Software testing is becoming increasingly important because more and more products are software-intensive. Cars, for example, contain more and more control software (ECUs) that are networked with each other. With new rail vehicles, software problems delay commissioning by months, even years, because the different components are not coordinated with each other. A timely system test would help, but there is a lack of time and resources. The functionality of the software is simply too great. So, you must automate.
Automation is not only necessary for the execution of tests, but above all for the generation of suitable test cases.
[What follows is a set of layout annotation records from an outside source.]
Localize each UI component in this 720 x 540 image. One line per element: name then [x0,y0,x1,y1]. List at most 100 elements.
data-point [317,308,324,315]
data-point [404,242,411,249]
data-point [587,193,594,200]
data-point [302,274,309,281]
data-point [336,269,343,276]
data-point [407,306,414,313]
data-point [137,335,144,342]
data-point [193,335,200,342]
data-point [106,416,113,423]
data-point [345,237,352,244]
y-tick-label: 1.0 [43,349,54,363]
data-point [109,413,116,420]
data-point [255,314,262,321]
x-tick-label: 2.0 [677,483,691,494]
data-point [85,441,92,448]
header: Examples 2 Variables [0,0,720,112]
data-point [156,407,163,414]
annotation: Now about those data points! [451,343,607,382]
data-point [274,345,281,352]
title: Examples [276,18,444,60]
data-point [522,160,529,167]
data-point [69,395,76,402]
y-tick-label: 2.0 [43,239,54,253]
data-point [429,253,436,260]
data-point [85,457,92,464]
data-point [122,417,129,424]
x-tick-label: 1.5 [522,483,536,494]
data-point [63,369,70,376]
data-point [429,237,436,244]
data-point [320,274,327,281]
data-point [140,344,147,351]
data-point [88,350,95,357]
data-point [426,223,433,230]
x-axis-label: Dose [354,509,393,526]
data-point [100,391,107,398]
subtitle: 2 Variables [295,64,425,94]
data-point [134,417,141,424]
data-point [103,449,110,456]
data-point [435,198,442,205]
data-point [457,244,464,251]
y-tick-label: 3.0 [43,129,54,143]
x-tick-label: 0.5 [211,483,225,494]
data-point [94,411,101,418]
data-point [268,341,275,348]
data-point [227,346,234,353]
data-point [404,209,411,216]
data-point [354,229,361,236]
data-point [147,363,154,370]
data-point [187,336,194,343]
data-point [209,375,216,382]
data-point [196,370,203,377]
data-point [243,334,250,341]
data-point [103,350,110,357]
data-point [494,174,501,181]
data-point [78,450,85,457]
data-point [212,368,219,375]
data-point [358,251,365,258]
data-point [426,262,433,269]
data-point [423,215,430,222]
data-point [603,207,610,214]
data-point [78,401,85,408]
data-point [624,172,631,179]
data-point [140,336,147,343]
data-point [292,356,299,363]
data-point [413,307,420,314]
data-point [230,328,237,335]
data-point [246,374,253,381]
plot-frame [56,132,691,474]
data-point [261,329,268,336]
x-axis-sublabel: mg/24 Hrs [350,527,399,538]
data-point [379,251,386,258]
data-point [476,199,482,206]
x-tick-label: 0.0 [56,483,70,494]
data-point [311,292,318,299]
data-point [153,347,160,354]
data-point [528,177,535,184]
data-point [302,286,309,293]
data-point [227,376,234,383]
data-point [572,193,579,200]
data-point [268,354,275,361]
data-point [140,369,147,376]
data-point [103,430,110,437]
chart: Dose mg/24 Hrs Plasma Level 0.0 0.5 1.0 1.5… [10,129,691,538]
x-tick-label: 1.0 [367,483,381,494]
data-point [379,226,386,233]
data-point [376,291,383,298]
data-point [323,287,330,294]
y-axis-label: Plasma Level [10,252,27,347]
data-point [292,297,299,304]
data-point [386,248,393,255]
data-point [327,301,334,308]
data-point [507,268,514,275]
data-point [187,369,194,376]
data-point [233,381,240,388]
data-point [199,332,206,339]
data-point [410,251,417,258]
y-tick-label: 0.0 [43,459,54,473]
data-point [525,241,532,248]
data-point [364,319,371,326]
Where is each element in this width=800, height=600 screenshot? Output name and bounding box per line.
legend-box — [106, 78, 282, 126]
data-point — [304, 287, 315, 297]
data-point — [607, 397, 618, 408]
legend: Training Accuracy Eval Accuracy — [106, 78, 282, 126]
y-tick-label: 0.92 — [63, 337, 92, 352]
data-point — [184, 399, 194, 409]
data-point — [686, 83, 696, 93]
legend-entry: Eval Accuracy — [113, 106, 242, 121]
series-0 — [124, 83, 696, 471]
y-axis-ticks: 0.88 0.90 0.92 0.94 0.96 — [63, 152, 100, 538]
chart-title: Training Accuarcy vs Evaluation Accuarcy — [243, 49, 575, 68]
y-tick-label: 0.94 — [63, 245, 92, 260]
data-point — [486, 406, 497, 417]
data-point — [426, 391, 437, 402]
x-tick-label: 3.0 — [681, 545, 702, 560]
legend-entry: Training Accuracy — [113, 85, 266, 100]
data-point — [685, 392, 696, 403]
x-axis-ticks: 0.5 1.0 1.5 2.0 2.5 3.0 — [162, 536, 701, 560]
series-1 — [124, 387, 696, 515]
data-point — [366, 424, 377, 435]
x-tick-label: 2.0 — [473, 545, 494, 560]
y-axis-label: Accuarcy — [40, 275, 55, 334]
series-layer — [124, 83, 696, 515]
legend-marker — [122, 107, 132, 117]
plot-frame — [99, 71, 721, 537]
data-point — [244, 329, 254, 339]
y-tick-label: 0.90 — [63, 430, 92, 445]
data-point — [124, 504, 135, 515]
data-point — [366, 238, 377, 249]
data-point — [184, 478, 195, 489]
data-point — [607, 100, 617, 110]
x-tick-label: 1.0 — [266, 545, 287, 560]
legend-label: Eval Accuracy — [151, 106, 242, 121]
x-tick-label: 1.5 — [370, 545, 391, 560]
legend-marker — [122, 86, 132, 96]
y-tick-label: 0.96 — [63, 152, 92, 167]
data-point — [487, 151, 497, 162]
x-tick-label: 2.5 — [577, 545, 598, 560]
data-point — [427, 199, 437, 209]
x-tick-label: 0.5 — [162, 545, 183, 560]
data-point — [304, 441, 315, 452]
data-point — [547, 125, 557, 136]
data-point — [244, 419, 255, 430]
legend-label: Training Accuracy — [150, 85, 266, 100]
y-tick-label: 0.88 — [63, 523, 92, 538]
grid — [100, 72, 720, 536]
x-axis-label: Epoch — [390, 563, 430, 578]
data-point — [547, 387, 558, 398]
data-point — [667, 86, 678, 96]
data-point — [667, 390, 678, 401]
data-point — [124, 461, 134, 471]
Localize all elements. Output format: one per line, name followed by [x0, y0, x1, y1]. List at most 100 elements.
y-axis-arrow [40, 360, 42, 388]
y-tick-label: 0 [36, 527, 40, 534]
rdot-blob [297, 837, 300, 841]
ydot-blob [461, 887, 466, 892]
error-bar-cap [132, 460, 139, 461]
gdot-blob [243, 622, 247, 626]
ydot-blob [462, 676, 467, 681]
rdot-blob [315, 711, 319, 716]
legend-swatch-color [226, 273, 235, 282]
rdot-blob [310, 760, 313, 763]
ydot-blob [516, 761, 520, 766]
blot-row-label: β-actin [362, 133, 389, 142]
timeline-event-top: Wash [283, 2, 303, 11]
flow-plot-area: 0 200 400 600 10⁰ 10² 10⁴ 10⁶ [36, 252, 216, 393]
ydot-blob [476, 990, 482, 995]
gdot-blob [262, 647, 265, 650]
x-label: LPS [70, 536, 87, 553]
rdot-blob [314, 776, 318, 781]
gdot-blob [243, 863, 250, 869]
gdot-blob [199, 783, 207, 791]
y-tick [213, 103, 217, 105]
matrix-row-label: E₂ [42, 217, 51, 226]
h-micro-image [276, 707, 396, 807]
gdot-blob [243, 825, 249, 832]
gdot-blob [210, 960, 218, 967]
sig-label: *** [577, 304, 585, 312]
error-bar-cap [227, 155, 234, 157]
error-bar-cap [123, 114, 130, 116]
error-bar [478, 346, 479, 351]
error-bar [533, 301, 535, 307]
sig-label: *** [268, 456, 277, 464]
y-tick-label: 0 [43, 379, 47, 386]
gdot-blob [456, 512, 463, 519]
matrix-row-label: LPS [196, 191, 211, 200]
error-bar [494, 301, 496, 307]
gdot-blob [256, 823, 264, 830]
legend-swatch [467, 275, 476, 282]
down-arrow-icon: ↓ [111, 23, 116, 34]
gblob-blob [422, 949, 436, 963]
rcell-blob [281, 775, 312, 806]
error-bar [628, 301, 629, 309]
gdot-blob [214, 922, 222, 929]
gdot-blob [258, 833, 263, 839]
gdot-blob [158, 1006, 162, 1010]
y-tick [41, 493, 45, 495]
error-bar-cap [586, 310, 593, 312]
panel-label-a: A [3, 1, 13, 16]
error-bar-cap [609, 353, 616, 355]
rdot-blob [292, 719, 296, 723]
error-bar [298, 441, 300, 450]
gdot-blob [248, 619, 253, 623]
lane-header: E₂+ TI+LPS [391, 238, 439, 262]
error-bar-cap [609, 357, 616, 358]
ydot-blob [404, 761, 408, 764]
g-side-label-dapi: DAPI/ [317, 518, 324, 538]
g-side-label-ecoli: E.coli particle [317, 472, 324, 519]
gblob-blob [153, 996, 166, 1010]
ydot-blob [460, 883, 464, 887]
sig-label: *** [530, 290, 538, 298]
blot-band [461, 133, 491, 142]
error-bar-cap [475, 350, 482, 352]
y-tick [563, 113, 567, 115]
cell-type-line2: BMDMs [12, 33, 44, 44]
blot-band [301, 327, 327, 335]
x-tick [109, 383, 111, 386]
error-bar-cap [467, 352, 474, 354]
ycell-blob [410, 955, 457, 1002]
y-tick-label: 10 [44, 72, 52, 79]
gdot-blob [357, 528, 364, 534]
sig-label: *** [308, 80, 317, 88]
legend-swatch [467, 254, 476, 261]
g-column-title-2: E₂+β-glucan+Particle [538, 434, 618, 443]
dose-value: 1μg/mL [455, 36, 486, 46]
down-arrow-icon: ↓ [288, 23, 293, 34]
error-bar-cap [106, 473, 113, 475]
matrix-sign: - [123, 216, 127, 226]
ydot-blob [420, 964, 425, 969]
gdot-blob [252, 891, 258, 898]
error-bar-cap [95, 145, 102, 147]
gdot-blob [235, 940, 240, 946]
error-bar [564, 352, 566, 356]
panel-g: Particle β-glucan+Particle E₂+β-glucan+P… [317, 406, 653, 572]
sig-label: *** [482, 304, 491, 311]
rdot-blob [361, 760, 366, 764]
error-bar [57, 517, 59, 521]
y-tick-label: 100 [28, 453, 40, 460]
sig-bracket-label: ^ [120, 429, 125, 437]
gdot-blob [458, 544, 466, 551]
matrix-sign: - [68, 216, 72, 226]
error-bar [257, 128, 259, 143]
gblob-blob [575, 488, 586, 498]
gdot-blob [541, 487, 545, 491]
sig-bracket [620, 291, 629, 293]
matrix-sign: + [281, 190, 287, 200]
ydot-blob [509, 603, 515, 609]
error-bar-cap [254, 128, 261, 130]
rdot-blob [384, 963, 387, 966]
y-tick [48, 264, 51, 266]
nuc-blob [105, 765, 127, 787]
This is possible with Combinatory Logic, the Analytic Hierarchy Process (AHP), and Quality Function Deployment (QFD).
When todaya s cars use map services from the cloud, or their own sensors, for an Advanced Driving Assistance System (ADAS) to perform driving decisions; or when in the future an autonomous car meets another; or with truck platooning; or when adding a new, previously unknown device to an IoT orchestra, the original base system expands its functionality. Therefore, such an expanding system needs being retested before it can do decisions with the potential of affecting harm to humans or things, after each update, after each learning. This is Continuous Testing during operation; it supplements Continuous Delivery and Continuous Integration.
Disruptive innovations in automotive require an equally disruptive new approach to testing of software-intense systems. This requires moving from once-upon-a-time testing before release to autonomous real-time software & systems testing during operations, with indications to users and suppliers about the actual state and testing results.
This book explains the theory and the implementation approach for a framework for Autonomous Real-time Testing (ART) of a software-intense system while in operation.